Pratt Institute visiting assistant professor Ben Wellington, who runs the influential quantitative analysis blog I Quant NY, has published a TEDxNewYork talk in which he talks about the untapped wonders of New York City’s open data. With the fervor of a preacher, Wellington calls upon New Yorkers to rise up and demand legislation that will put New York’s data at their fingertips.

He shares several examples of how he and others have used the city’s data to spot trends that can inform legislation. In one instance, he noticed that a parking spot in the LES was getting heavily ticketed because it put cars too close to a fire hydrant. To Wellington’s surprise, the DOT responded to his findings — based entirely on NYC’s open data — by saying, “we will review the roadway markings and make any appropriate alterations.” Just a few weeks later, the city remarked the zone and removed the parking spot.

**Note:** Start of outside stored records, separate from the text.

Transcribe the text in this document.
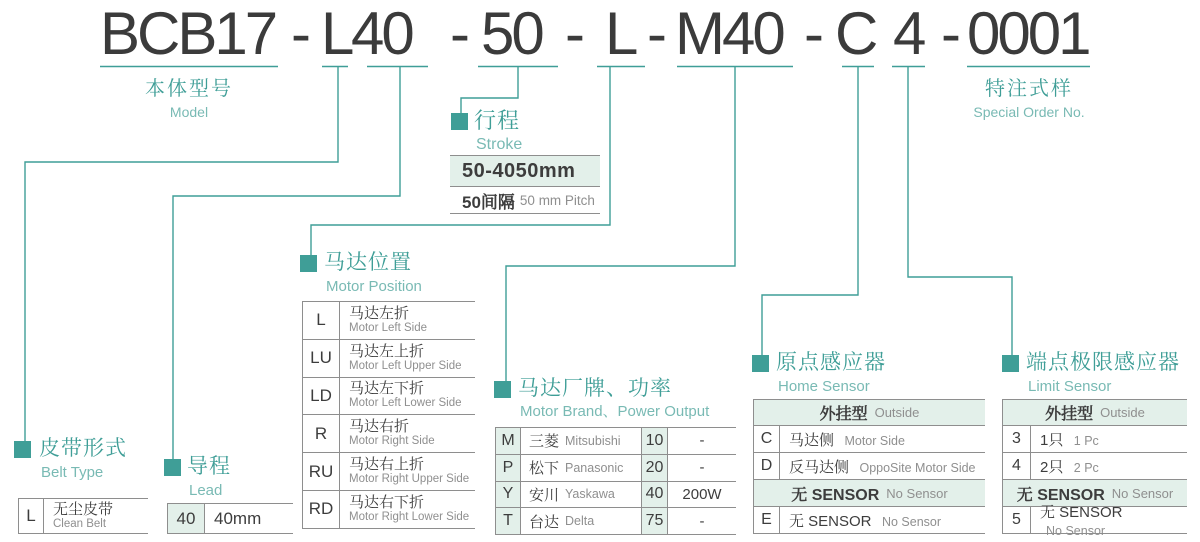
BCB17 - L 40 - 50 - L - M40 - C 4 - 0001
本体型号
Model
特注式样
Special Order No.
行程
Stroke
50-4050mm
50间隔 50 mm Pitch
皮带形式
Belt Type
L	无尘皮带
Clean Belt
导程
Lead
40	40mm
马达位置
Motor Position
L	马达左折
Motor Left Side
LU	马达左上折
Motor Left Upper Side
LD	马达左下折
Motor Left Lower Side
R	马达右折
Motor Right Side
RU	马达右上折
Motor Right Upper Side
RD	马达右下折
Motor Right Lower Side
马达厂牌、功率
Motor Brand、Power Output
M 三菱 Mitsubishi 10	-
P	松下 Panasonic 20	-
Y	安川 Yaskawa 40	200W
T	台达 Delta	75	-
原点感应器
Home Sensor
外挂型 Outside
C	马达侧 Motor Side
D	反马达侧 OppoSite Motor Side
无 SENSOR No Sensor
E	无 SENSOR No Sensor
端点极限感应器
Limit Sensor
外挂型 Outside
3	1只 1 Pc
4	2只 2 Pc
无 SENSOR No Sensor
5	无 SENSOR No Sensor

Although New York has a great Open Data Portal, New Yorkers still have to jump through hurdles to access crime and the city budget data, for example, both of which require a dedicated denizens to laboriously scrape data from an Adobe PDF. “Our legislators cannot analyze the budget that they are voting for, and I think that as a city we can do a little bit better than that,” says Wellington in the talk. There are also data sets that can only be procured by FOIL request.

Wellington calls for removing the necessity of a FOIL request, release all underlying data with PDFs, and to adopt open data standards across agencies. “New York is a leader in open data,” he says. If New York City makes these changes, “Others will follow, the state will follow, and maybe the federal government…other countries may follow,” he says.